Am I practicing respectability politics by holding us to a higher standard than our opponents hold themselves? I will respond to this criticism with the same words I used on the most recent occasion during which I was accused of this: fuck you. Do you want to win or lose? Do you want a QAnon presidency in 2024? Do you want democracy in America to end? Do you want an American Holocaust? That’s what’s at stake. If suggesting that maybe we shouldn’t be our own worst enemy is “respectability politics”, then so be it and fuck you.

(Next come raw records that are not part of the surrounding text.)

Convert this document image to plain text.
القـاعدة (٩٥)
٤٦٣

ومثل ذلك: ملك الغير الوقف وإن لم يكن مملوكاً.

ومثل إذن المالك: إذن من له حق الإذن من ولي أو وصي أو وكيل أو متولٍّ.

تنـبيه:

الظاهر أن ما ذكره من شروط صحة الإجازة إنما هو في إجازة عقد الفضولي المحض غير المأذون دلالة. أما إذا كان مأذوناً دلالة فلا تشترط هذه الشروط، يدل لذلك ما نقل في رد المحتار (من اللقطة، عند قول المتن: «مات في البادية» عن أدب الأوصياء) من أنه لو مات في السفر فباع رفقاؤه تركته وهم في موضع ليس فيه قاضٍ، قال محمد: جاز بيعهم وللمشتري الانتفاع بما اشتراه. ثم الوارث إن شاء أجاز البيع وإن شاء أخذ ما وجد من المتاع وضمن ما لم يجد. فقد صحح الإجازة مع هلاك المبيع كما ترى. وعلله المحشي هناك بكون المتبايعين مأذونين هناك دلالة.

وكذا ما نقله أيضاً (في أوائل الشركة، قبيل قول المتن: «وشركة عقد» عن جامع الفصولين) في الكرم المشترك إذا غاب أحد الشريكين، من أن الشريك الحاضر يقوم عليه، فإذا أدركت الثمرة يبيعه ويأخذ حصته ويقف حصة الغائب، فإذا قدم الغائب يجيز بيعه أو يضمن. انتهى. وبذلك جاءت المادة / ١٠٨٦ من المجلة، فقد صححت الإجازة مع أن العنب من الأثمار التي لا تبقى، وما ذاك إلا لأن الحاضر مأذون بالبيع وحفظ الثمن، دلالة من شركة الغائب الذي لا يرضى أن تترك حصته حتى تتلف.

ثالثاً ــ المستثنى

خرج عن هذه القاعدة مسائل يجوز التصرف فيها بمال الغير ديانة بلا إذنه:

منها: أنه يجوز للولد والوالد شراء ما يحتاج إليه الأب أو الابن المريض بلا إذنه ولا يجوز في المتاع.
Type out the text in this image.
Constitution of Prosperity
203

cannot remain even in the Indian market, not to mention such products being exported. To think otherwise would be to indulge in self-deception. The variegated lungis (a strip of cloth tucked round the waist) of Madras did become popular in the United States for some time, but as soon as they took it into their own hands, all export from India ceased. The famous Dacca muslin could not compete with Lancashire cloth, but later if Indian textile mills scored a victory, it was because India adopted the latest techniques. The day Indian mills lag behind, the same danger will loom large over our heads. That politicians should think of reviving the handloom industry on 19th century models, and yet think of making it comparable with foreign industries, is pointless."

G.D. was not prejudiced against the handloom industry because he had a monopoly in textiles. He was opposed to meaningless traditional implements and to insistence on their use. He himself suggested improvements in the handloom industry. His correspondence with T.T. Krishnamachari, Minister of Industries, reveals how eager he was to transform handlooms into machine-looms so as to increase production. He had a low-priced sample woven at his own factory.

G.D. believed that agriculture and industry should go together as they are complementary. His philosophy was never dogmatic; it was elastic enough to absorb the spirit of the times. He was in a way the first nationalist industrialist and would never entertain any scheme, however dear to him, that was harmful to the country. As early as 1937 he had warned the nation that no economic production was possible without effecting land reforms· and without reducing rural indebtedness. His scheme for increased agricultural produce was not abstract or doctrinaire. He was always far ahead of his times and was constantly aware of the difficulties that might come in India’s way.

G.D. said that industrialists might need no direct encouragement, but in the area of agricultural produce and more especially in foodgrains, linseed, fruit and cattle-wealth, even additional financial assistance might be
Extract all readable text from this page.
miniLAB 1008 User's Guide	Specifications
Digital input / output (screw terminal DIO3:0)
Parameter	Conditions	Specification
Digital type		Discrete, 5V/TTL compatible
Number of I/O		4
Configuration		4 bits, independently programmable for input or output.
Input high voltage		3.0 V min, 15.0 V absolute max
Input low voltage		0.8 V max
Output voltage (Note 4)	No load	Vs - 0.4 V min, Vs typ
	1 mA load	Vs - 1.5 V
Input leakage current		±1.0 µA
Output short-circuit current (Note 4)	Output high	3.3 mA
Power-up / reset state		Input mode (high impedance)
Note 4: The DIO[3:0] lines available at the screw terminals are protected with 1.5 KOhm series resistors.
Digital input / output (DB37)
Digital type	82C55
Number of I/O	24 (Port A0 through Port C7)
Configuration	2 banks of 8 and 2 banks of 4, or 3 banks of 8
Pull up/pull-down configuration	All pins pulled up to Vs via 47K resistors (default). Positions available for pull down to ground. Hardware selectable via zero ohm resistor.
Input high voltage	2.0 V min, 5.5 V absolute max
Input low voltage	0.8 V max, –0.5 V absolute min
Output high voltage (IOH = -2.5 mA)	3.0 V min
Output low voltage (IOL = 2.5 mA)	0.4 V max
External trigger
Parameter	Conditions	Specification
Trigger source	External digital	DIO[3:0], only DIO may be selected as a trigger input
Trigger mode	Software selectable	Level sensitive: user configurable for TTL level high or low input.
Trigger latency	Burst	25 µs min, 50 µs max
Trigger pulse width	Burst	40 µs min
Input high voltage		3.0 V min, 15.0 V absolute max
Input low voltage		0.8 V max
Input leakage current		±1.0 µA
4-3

White supremacy has been entrenched in America since before there was an America; the very notion of whiteness was invented to unite European colonialists—invaders, really—against the natives and the enslaved, and to justify atrocities. It became a form of false consciousness, useful for its ability to get white people to stick together, with their economic oppressors, against their natural allies. They were recompensed for their genteel white-trash poverty with the cheap coin of white pride.

White supremacy succeeded, and continues to, because it plays the long game. Our progress against it has likewise come from playing the long game. We are taught the story of Rosa Parks, an unassuming, middle-aged Black woman who simply had enough one day and refused to move to the back of the bus. This would be inspirational on its own, but the truth is even more inspirational, and more educational. Her brave action—at the time, bus drivers could carry guns—was the intentional first step in a boycott.

It was planned, organized, considered. It was not a reflexive, kneejerk reaction. It went past immediate effects and took into account the eventual ones. Even so, she wound up being hounded with death threats until she was forced to move out of the region, yet she never gave up, she never stopped being an activist. We have to do what Parks and the rest of the Alabama NAACP did: work together and anticipate the consequences of our choices. We have to act with forethought.

There are tempting shortcuts in redressing social inequalities, direct actions such as using ostensibly temporary discrimination to compensate for historical discrimination and its ongoing consequences. But these actions have inevitable consequences of their own, and the long-term costs outweigh the short-term benefits. We lose the moral high ground, we lose our support, we lose the war.

There are better ways to get much the same result without paying that price, without helping our oppressors oppress us. If we are to win—and we must—then we have to outthink our enemy, not stumble blindly into their traps. It is not enough to be righteous, we must be right. Our goal is correct; our path also must be.

The path that leads to equality is paved with equality. Any pleasure derived from getting revenge by (supposedly) punching up is ephemeral compared to the pain of undermining our own cause. And undermining our cause has consequences that we will not, all of us, survive.

For every action we consider, we must anticipate the reactions, and then the reactions to those reactions. We have to play the long game and we have to play to win. The stakes are too high to do otherwise.